La audiencia en el Tribunal Oral Federal 1, ubicado en Balbín 1753, de ese partido, comenzará a las 9.30 con el veredicto de su presidenta Lucila Larrandart, y los jueces Marta Milloc y Héctor Sagretti.
Los acusados son el entonces comandante de Institutos Militares, general Santiago Omar Riveros; su jefe de inteligencia, general Fernando Verplaetsen, y el entonces jefe de la Escuela de Infantería, general Osvaldo García.
También están acusados dos oficiales que revistaban en el centro de detención ilegal "El Campito", los capitanes César Fragni y Raúl Harsich, así como Alberto Aneto, el principal de la comisaría de Villa Martelli reconocido en rueda de presos como jefe del operativo de secuestro y luego en las sesiones de tortura en Campo de Mayo.
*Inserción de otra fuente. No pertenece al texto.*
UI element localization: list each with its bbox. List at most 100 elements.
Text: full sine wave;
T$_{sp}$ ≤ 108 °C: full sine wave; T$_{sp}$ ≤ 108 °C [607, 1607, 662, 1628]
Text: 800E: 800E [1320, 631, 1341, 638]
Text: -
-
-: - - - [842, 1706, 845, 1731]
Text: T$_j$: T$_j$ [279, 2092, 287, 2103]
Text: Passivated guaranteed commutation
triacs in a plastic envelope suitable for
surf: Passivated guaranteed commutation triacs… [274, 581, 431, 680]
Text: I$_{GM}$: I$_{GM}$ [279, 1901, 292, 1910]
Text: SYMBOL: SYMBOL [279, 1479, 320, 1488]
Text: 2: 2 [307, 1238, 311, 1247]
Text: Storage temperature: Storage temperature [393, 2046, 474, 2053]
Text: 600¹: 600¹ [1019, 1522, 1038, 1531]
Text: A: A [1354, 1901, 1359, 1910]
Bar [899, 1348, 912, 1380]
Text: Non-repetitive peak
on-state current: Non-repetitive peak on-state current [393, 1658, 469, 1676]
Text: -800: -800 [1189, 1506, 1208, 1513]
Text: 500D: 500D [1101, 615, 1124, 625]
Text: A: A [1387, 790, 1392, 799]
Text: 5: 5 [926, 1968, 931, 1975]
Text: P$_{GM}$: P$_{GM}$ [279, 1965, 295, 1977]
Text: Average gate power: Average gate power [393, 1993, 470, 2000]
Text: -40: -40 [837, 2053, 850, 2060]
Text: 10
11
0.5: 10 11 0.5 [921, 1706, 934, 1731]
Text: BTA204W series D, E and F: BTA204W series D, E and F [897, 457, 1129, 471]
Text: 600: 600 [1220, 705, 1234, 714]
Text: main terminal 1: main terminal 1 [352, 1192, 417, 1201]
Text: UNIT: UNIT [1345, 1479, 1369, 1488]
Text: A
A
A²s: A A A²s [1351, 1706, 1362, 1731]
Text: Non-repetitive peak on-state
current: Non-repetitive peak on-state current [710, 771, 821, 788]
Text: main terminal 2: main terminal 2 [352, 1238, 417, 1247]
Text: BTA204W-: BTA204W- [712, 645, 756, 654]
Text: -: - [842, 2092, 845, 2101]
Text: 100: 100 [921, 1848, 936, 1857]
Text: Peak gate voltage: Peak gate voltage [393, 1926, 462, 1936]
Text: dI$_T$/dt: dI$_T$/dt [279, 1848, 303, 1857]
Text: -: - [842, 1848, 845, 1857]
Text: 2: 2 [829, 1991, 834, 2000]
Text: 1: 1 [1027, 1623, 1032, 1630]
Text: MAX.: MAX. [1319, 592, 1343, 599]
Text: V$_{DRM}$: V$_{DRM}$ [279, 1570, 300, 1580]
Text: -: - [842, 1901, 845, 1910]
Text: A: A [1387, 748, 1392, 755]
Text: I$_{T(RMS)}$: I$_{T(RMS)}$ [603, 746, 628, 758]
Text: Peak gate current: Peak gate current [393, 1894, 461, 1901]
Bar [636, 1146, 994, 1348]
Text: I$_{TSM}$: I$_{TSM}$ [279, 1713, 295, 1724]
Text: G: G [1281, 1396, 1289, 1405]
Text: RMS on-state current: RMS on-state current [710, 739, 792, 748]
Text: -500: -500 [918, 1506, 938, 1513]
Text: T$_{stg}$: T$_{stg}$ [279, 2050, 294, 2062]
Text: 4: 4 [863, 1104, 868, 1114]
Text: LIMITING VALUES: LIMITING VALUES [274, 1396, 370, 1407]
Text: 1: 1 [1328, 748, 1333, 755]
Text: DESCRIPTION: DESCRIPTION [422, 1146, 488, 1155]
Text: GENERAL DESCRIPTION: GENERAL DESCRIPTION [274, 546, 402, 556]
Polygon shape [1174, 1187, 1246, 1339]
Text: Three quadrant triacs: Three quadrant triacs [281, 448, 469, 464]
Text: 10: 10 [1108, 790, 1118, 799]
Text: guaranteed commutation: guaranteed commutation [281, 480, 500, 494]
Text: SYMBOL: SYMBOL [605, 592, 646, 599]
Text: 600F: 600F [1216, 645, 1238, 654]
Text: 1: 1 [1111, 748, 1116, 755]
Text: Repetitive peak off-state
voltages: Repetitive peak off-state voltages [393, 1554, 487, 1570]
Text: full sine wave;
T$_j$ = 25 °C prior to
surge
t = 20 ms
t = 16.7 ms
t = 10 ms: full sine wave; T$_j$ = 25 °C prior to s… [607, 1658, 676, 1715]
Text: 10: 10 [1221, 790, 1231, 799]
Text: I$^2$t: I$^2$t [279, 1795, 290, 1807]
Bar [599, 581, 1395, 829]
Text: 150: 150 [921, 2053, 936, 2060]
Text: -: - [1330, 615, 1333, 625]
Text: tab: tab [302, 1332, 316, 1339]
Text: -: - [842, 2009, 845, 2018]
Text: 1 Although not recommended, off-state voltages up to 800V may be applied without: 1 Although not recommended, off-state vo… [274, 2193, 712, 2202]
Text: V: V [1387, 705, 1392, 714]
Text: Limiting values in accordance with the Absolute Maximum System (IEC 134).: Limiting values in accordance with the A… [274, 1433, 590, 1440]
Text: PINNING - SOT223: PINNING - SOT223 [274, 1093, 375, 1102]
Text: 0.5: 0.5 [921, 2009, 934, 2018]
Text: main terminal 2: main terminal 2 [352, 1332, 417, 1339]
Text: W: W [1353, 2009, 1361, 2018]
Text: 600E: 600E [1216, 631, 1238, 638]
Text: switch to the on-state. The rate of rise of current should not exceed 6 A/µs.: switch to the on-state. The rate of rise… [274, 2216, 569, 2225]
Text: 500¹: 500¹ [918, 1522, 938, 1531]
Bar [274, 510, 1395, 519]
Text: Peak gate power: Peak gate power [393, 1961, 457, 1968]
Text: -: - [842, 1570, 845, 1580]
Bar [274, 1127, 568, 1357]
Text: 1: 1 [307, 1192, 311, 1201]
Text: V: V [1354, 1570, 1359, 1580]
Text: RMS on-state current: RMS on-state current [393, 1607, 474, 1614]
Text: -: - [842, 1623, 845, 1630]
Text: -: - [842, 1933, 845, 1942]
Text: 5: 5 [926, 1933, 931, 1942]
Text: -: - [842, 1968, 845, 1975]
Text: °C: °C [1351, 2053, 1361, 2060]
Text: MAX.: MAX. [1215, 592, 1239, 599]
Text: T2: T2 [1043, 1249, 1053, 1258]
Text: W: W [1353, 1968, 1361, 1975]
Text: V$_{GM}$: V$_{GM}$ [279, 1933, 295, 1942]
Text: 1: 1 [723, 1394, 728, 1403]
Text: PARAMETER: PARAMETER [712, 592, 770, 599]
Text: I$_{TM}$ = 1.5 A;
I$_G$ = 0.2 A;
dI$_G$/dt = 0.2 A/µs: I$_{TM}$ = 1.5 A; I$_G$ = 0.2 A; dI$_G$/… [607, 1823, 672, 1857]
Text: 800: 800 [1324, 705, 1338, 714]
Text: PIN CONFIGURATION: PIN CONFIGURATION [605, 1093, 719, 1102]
A los militares se les imputa responsabilidad mediata en el asesinato y en la privación ilegal de liberad de la madre, ahora querellante, mientras que al policía Aneto y a los dos oficiales de la Escuela de Infantería, la autoría directa de los delitos.
Las cuatro querellas y la fiscalía pidieron perpetua para los seis imputados, aunque la fiscalía pidió al mismo tiempo una pena alternativa de 25 años de prisión para Riveros y Verplatsen, 18 para García, 17 para Aneto y 15 para Harsich y Fragni.
La diferenciación fue solicitada luego de puntualizar que como durante la etapa de instrucción se había considerado que la muerte de Floreal Avellaneda no había sido un homicidio autónomo, sino que se trataba de una consecuencia de los tormentos, este delito tenía al momento de ser cometido las respectivas penas solicitadas.
En tanto, la defensa de Aneto solicitó su absolución mientras los defensores de los represores pidieron la anulación del juicio "por cuestiones procesales" y también pidieron la absolución.
Floreal Avellaneda, de 15 años, y su madre Iris Pereyra, que sobrevivió, fueron secuestrado en la casa familiar veinte días después del golpe de marzo del 76 por un grupo de tareas del ejército que buscaba a su padre, un delegado sindical de zona norte.
Ambos fueron llevados y torturados primero en la comisaría y luego en la guarnición, según testigos que declararon el mes y medio de juicio, pero el cuerpo del chico apareció dos meses después en la costa uruguaya con signos de torturas y evidencias de haber sufrido empalamiento.